Çocuğu delik ayakkabıyla okula giden adam, Tayfun Talipoğlu’nun çocuğunun ayakkabısını alıyormuş farkında olmadan...
İşine halk otobüsünde balık istifi gidip gelen kadın, Talipoğlu’nun jipinin benzinini koyuyormuş...
Gönlü zengin milletiz vesselam!
Üstüne para vermesi lazım
Hani İbrahim Şahin, TRT’yi “özel sektör” mantığıyla yönetip kara geçireceğini söylüyordu ya.
Talipoğlu bu programı kamuda değil de özel sektörde yapsa; değil 100 bin, 100 TL dahi alamaz...
İddia ediyorum, üzerine para verse programını yayımlayacak kanalı zor bulur.
TRT reyting ölçüm sisteminden çıktığı için son bir kaç aya bakamadım. Ama öncesindeki reyting listelerini gün gün inceledim. TRT’nin sistemden çıkmadan evvelki son ölçümleri ocak ayına ait.
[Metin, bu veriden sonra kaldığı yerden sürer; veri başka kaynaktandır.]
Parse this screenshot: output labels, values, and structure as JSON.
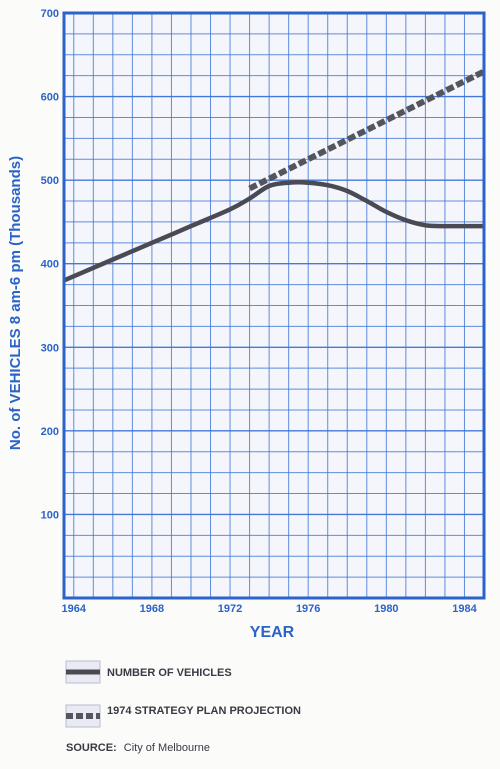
{
  "chart_data": {
    "type": "line",
    "xlabel": "YEAR",
    "ylabel": "No. of VEHICLES 8 am-6 pm (Thousands)",
    "xlim": [
      1963.5,
      1985
    ],
    "ylim": [
      0,
      700
    ],
    "x_ticks": [
      "1964",
      "1968",
      "1972",
      "1976",
      "1980",
      "1984"
    ],
    "y_ticks": [
      "100",
      "200",
      "300",
      "400",
      "500",
      "600",
      "700"
    ],
    "grid": true,
    "series": [
      {
        "name": "NUMBER OF VEHICLES",
        "style": "solid",
        "color": "#4a4a55",
        "x": [
          1963.5,
          1966,
          1968,
          1970,
          1972,
          1973,
          1974,
          1975,
          1976,
          1977,
          1978,
          1979,
          1980,
          1981,
          1982,
          1983,
          1984,
          1985
        ],
        "y": [
          380,
          405,
          425,
          445,
          465,
          478,
          493,
          497,
          497,
          494,
          487,
          475,
          462,
          452,
          446,
          445,
          445,
          445
        ]
      },
      {
        "name": "1974 STRATEGY PLAN PROJECTION",
        "style": "dashed",
        "color": "#55555f",
        "x": [
          1973,
          1985
        ],
        "y": [
          490,
          630
        ]
      }
    ]
  },
  "legend": {
    "items": [
      {
        "label": "NUMBER OF VEHICLES",
        "style": "solid"
      },
      {
        "label": "1974 STRATEGY PLAN PROJECTION",
        "style": "dashed"
      }
    ]
  },
  "source": {
    "key": "SOURCE:",
    "value": "City of Melbourne"
  },
  "colors": {
    "axis_blue": "#2b63c8",
    "grid_blue": "#3b73d6",
    "line_gray": "#4a4a55"
  }
}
Televizyon dehası Talipoğlu bir kere bile ilk 100’e girememiş Ocak’ta; Ne “total” denen genel izleyici grubunda, ne de eğitim düzeyi yüksek olan kitleyi ifade eden “AB Grubu”nda.
Hak yiyenleri yaza yaza onlara benzemiş olmayalım diye “Hep mi böyleymiş” araştırdım biraz.
İlk 100’e girebildiği nadir haftalardan birinde, örneğin 20 Ağustos 2009 akşamında AB grubunda 87., totalde 93. olmuş Talipoğlu’nun Bam Teli...
Reytingde dibe vurmuş
Ben reyting listeleri arasında debelenirken Bülent Arınç’ın “Ankara’ya girmekte olan kamyon haberleri yapıyoruz... Anadolu’da en fazla izlenen kanallar arasında. Hatta izleyin bizi diye 12 kanalımız oldu. Birini izlemeseniz diğerini izleyin...” açıklaması belirdi ekranda.
Elim değmişken reytinglerdeki genel durum ne bakıverdim.
Misal 7 Ocak 2010:
TRT, 79. sıradan giriş yapmış listeye. 100’e kadar 8 programını sokabilmiş; bunlardan ikisi haber, biri yabancı sinema, biri “kadın” programı ki o da 100. sırada...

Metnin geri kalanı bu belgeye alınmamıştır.